Michael Pollan and Katherine May - The Future of Hope 4 - On Being with Krista Tippett : https://onbeing.org/programs/michael-pollan-and-katherine-may-the-future-of-hope-4/  EXCELLENT Interview

    “It’s important to note that the kinds of problems psychedelics seem to be effective with, have a lot in common. They’re all at the end of the spectrum where people’s thinking becomes too rigid, too trapped in deep grooves of habit, whether mental habit or behavioral habit, people in these loops they can’t break out of.

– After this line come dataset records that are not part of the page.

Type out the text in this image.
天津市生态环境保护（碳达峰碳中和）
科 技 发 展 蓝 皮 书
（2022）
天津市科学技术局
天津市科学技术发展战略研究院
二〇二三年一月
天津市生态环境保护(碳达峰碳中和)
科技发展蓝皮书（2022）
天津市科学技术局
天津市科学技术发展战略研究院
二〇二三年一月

    And what the psychedelics seem to do is give a real jolt to the system that gives people the kind of perspective on their lives that can actually break the mental habit
.
    And it needs to be accompanied by lots of therapeutic intervention … these are guided ... People are very carefully prepared in advance, told what to expect, how to deal with difficulties if they come up because frightening things can happen, especially if you’re facing your mortality. And then during the experience, the guides are with you the whole time. … the idea is to basically give you a sense of safety. So you can surrender to what can be a very disturbing set of mental events. And then after the session, you come back, usually the next day … and you have an integration session where you tell the therapist what you saw, what happened, what you’re puzzled by, and with the therapists, you try to come to some interpretation of what’s happened and figure out how you can take the lessons, the insights, and apply them to the conduct of your life."